Appendix A -- Past Antitrust Cases Involving Anticompetitive Self-Regulation
In Fashion Originators' Guild v. Federal Trade Commission, 312 U.S. 457 (1941), the Supreme Court struck down a self-regulatory scheme -- implemented by a group of high-priced dress designers designed to exclude those who would copy the dress designs of the high-price firms. The Defendant organized a boycott scheme whereby each "originator" agreed not to deal with the outlets to which the "pirates" sold their goods. The Supreme Court condemned the boycott observing that, "the combination is in reality an extra-governmental agency, which prescribes rules for the regulation and restraint of interstate commerce, and provides extra-judicial tribunals for determination and punishment of violations, and thus, 'trenches upon the power of the national legislature.'" (citation omitted).
In Goldfarb v.

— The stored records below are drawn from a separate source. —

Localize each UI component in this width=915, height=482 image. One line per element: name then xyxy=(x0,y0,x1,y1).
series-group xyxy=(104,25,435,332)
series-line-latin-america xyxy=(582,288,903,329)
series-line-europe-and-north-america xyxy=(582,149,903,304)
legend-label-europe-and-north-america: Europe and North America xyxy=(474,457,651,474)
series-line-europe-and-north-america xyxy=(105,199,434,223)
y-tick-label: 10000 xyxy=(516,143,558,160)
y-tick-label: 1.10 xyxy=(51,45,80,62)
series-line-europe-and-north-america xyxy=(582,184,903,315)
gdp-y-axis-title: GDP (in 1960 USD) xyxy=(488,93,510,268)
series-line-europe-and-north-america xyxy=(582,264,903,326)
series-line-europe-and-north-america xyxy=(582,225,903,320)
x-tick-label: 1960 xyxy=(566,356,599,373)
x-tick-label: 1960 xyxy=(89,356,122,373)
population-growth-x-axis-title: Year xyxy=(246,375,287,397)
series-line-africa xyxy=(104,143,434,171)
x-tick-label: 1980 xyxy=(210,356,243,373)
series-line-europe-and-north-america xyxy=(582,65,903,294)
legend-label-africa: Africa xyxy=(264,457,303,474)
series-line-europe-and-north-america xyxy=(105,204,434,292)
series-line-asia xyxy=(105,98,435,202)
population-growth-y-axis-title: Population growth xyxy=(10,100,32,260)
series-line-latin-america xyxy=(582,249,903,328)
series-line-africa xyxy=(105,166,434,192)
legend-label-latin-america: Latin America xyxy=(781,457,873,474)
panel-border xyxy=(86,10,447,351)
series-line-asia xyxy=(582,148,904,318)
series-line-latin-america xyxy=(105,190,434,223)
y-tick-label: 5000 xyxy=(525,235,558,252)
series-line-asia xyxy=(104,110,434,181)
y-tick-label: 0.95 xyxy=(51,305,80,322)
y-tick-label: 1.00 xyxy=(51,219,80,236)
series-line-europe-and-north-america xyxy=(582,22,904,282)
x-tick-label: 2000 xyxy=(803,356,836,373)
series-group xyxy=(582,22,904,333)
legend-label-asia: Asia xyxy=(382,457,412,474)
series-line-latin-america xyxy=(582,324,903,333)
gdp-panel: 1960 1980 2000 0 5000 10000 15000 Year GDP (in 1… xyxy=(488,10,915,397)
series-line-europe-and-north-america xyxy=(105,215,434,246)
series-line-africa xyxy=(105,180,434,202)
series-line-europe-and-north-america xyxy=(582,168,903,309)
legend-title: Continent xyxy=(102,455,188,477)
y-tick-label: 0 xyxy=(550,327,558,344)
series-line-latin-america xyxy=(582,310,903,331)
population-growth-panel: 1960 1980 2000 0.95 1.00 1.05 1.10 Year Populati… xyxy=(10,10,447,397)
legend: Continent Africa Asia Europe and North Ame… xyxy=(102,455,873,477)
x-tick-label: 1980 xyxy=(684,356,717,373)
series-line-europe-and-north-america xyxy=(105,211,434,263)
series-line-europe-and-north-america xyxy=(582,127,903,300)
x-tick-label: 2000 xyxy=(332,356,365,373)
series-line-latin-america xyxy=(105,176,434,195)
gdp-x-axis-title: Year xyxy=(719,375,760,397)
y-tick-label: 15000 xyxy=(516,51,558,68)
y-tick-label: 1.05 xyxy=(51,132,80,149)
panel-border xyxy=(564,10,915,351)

Virginia State Bar, 421 U.S. 773 (1975), the Supreme Court struck down a local county bar associations rules prescribing the minimum prices that lawyers could charge for real estate services.

In National Society of Professional Engineers v. United States, 435 U.S. 679 (1979), the Supreme Court struck down an association's ethical rules that prevented the negotiation over fees for engineering service until after the engineer had been selected for the job. The defendants attempted to justify the restraint on the grounds that ruinous price competition would lead to unsafe structures. The Court rejected the defense explaining that "the [analysis of restraints under the Sherman Act] does not support a defense based on the assumption that competition itself is unreasonable."

In U.S. v. National Association of Broadcasters, 1982-83 Trade Cas. (CCH) 65,049 (D.D.C. 1982) (consent decree), the Department of Justice successfully challenged a self-regulatory scheme limiting the number of minutes of advertising that a TV broadcaster could run in any particular hour. The Department asserted that this arrangement was simply an output limitation that would be likely to result in higher prices for TV advertising.
Board of Regents of the Univ. of Okla. v. NCAA, 468 U.S. 85 (1984), involved the NCAA's efforts to maintain a "level playing field" among football-playing colleges by restricting the number of college football broadcasts to one a week. The rule prevented each individual member from going out and selling its own TV rights. The Supreme Court found this an unreasonable restraint of trade, rejecting the defense that TV broadcasts would diminish attendance for less popular teams.

In FTC v. Indiana Federation of Dentists, 476 U.S. 447 (1986), the FTC challenged an effort by an association of dentists to prevent members from providing X-rays to insurance companies on the ground that it was inconsistent with professional standards. The Court found this self-regulatory effort interfered with the workings of a free market.